Still other IMF critics, including George Soros, the international financier, say the real problem is the absence of global regulation of global markets. In their view, the international economic and financial order created in the aftermath of World War II at the Bretton Woods Conference in New Hampshire needs to be overhauled. That system, of which the IMF and its sister institution, the World Bank, are central elements, worked well for most of the last half-century. But today, these people argue, it has been overwhelmed by 24-hour trading and needs to be updated so it can keep up with the terrifying speed at which money flows in and out of countries.

All of this has left the IMF reeling. It has adjusted its programs slightly to quiet some of the criticism. But its defenders, including Rubin, say that while Asia is burning, no one should be reorganizing the fire department.

Meanwhile, IMF officials are starting to answer their critics. "None of this will be easy," Stanley Fischer, the No.2 official in the IMF, said in a speech last week. The currency depreciations, Fischer said, have not "occurred by IMF design" and clearly have gone too far. But "without IMF support as a part of an international effort to stabilize these economies, it is likely that these currencies would have lost still more of their value," he added.

Turning to congressional critics -- whom he was careful not to name -- he said, "Simply letting the chips fall where they may would surely cause more bankruptcies, larger layoffs, deeper recession and even deeper depreciations than would otherwise be necessary to put these economies back on a sound footing."

The IMF's troubles in Washington start with the conservative right in Congress, which has long mixed a suspicion of Wall Street and big banks with a streak of isolationism. To some on the right, the problem with the IMF is not just the way it has dealt with the Asian crisis, but the institution's very existence.

Republican critics, like Senator Lauch Faircloth of North Carolina and Rep.e Ron Paul of Texas. say IMF bailouts have proved ineffective and, worse, have distorted the workings of the free market.

They are a form of welfare for the rich, these skeptics contend, insulating banks and investors from losses they deserve to suffer for misjudging risks in overseas markets. Furthermore, the critics say, the rescue efforts sow the seeds of future disasters by reassuring lenders and investors that even if they repeat their mistakes, the fund will always be there to cushion the blow.

By this line of reasoning, the much-hailed Mexican bailout was actually a failure, encouraging investors to roll the dice again in Asia.

"The IMF is welfare for the very rich investors, and serves only to keep afloat reckless political institutions which have policies that destroy their own economies," said Paul, once the Libertarian Party's candidate for President and perhaps the most strident Congressional critic of the fund.

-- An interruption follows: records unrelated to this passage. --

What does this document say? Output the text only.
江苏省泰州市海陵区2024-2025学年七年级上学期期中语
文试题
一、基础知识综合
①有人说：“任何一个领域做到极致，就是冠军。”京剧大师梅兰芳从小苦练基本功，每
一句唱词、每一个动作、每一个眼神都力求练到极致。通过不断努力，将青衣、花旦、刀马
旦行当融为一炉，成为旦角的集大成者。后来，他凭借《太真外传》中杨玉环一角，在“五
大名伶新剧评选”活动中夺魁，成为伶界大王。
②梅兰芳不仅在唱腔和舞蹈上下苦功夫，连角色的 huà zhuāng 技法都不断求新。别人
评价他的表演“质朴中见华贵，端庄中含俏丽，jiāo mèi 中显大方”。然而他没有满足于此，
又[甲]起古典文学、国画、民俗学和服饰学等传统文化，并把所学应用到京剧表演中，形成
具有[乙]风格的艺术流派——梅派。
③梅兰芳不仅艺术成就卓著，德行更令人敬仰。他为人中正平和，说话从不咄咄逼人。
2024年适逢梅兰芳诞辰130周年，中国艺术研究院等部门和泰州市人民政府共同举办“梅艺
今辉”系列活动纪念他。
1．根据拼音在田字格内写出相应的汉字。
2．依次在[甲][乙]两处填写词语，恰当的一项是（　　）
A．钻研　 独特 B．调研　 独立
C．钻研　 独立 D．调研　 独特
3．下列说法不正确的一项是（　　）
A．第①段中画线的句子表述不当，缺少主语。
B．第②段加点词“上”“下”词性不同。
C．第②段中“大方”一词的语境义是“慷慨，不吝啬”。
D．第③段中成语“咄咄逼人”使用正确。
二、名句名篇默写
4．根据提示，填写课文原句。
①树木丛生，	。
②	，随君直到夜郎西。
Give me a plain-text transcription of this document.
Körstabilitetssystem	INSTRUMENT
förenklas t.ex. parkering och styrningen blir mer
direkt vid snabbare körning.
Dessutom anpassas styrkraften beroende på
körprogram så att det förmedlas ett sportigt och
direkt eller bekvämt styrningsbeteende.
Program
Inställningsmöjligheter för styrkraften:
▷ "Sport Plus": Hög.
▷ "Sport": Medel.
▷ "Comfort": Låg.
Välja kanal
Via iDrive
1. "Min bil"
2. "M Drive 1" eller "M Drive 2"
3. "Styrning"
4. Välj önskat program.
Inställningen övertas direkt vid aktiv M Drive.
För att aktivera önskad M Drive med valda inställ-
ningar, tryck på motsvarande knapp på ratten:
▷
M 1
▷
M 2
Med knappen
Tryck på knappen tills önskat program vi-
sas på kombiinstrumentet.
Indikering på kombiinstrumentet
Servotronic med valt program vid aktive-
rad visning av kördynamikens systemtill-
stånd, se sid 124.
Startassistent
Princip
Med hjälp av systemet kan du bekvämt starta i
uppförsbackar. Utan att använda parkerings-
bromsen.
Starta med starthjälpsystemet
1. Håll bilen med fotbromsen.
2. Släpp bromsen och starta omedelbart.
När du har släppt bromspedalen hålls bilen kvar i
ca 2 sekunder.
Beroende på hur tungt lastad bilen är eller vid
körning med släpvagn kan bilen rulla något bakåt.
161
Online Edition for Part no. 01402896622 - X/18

"The big bankers and investors quite correctly support the notion of less government and economic liberty when we talk about their profits, but when losses occur they are quick to call for the government to socialize the burden," he said on Wednesday, introducing a bill calling for the United States to leave the fund.

While the Clinton administration views Paul as the enemy, in private, some officials concede half his point. It is virtually impossible to salvage an ailing economy without also benefiting the banks and investors that poured cash into it. Before the Asian storm clouds turned into a typhoon, Rubin frequently raised alarms about the "moral hazard" of encouraging reckless investments.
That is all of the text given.